Options
Continuous speech recognition using joint features derived from the modified group delay function and MFCC
Date Issued
01-01-2004
Author(s)
Abstract
Feature extraction and selection for continuous speech recognition is a complex task. State of the art speech recognition systems use features that are derived by ignoring the Fourier transform phase. In our earlier studies we have shown the efficacy of The Modified Group Delay Feature (MODGDF) derived from the Fourier transform phase for phoneme, syllable and speaker recognition. In this paper we use the MOD-GDF and the popular MFCC derived from Fourier transform magnitude to compute joint features for continuous speech recognition of two Indian languages Tamil and Telugu.
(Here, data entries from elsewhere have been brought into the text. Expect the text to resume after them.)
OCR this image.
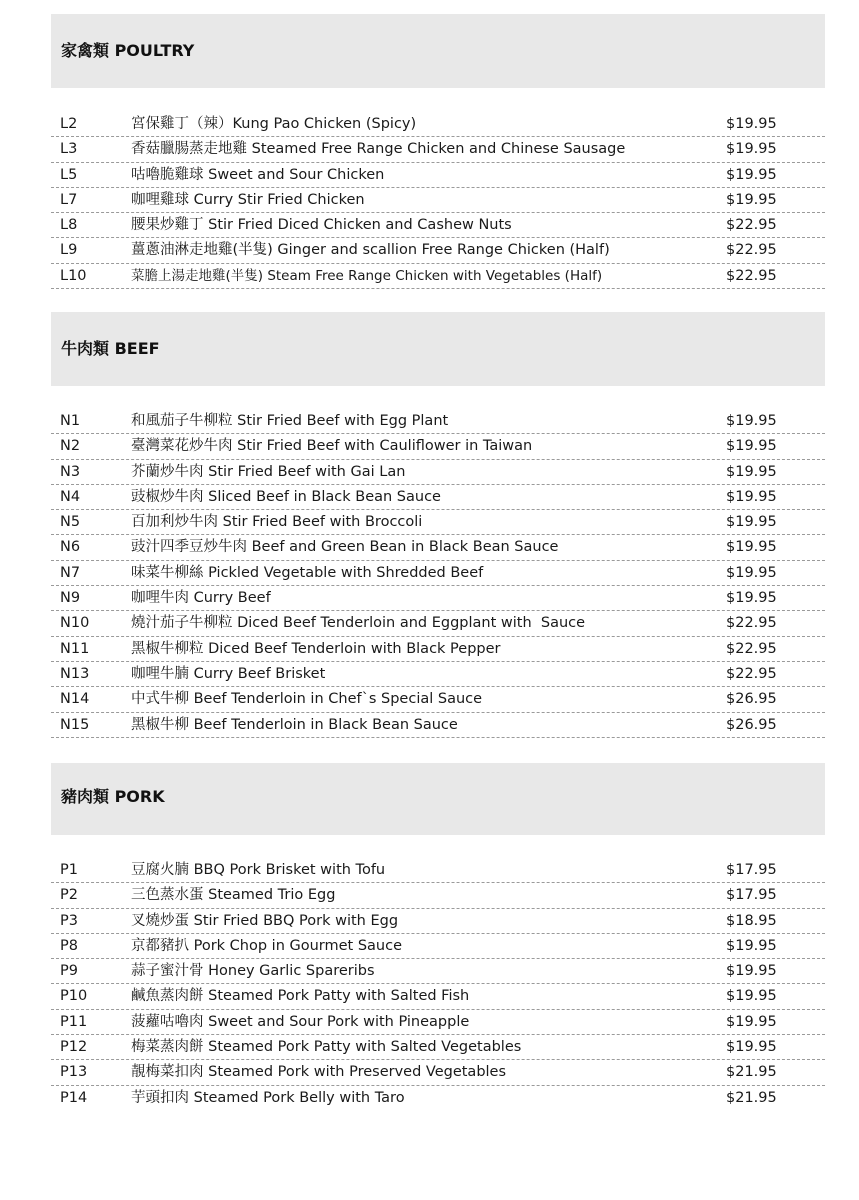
家禽類 POULTRY
L2	宮保雞丁（辣）Kung Pao Chicken (Spicy)	$19.95
L3	香菇臘腸蒸走地雞 Steamed Free Range Chicken and Chinese Sausage	$19.95
L5	咕嚕脆雞球 Sweet and Sour Chicken	$19.95
L7	咖哩雞球 Curry Stir Fried Chicken	$19.95
L8	腰果炒雞丁 Stir Fried Diced Chicken and Cashew Nuts	$22.95
L9	薑蔥油淋走地雞(半隻) Ginger and scallion Free Range Chicken (Half)	$22.95
L10	菜膽上湯走地雞(半隻) Steam Free Range Chicken with Vegetables (Half)	$22.95
牛肉類 BEEF
N1	和風茄子牛柳粒 Stir Fried Beef with Egg Plant	$19.95
N2	臺灣菜花炒牛肉 Stir Fried Beef with Cauliflower in Taiwan	$19.95
N3	芥蘭炒牛肉 Stir Fried Beef with Gai Lan	$19.95
N4	豉椒炒牛肉 Sliced Beef in Black Bean Sauce	$19.95
N5	百加利炒牛肉 Stir Fried Beef with Broccoli	$19.95
N6	豉汁四季豆炒牛肉 Beef and Green Bean in Black Bean Sauce	$19.95
N7	味菜牛柳絲 Pickled Vegetable with Shredded Beef	$19.95
N9	咖哩牛肉 Curry Beef	$19.95
N10	燒汁茄子牛柳粒 Diced Beef Tenderloin and Eggplant with  Sauce	$22.95
N11	黑椒牛柳粒 Diced Beef Tenderloin with Black Pepper	$22.95
N13	咖哩牛腩 Curry Beef Brisket	$22.95
N14	中式牛柳 Beef Tenderloin in Chef`s Special Sauce	$26.95
N15	黑椒牛柳 Beef Tenderloin in Black Bean Sauce	$26.95
豬肉類 PORK
P1	豆腐火腩 BBQ Pork Brisket with Tofu	$17.95
P2	三色蒸水蛋 Steamed Trio Egg	$17.95
P3	叉燒炒蛋 Stir Fried BBQ Pork with Egg	$18.95
P8	京都豬扒 Pork Chop in Gourmet Sauce	$19.95
P9	蒜子蜜汁骨 Honey Garlic Spareribs	$19.95
P10	鹹魚蒸肉餅 Steamed Pork Patty with Salted Fish	$19.95
P11	菠蘿咕嚕肉 Sweet and Sour Pork with Pineapple	$19.95
P12	梅菜蒸肉餅 Steamed Pork Patty with Salted Vegetables	$19.95
P13	靚梅菜扣肉 Steamed Pork with Preserved Vegetables	$21.95
P14	芋頭扣肉 Steamed Pork Belly with Taro	$21.95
A novel method of segmentation of the continuous speech signal into syllable like units followed by isolated style recognition using HMMs is used. We further use an innovative technique which transforms the problem of detecting the correct string of syllabic units with maximum likelihood to finding an optimal state sequence locally. The recognition system does not use any language models. The MODGDF gave promising recognition performance for the two languages and compared well with the MFCC. Joint features derived using MODGDF and MFCC gave a 10.6% improvement for both Tamil and Telugu languages. The improvement reinforces the hypothesis that MODGDF captures complementary information to that of the MFCC and can be used along with the MFCC to capture the complete information in the speech signal at functional level and help in avoiding heavy auditory and language models.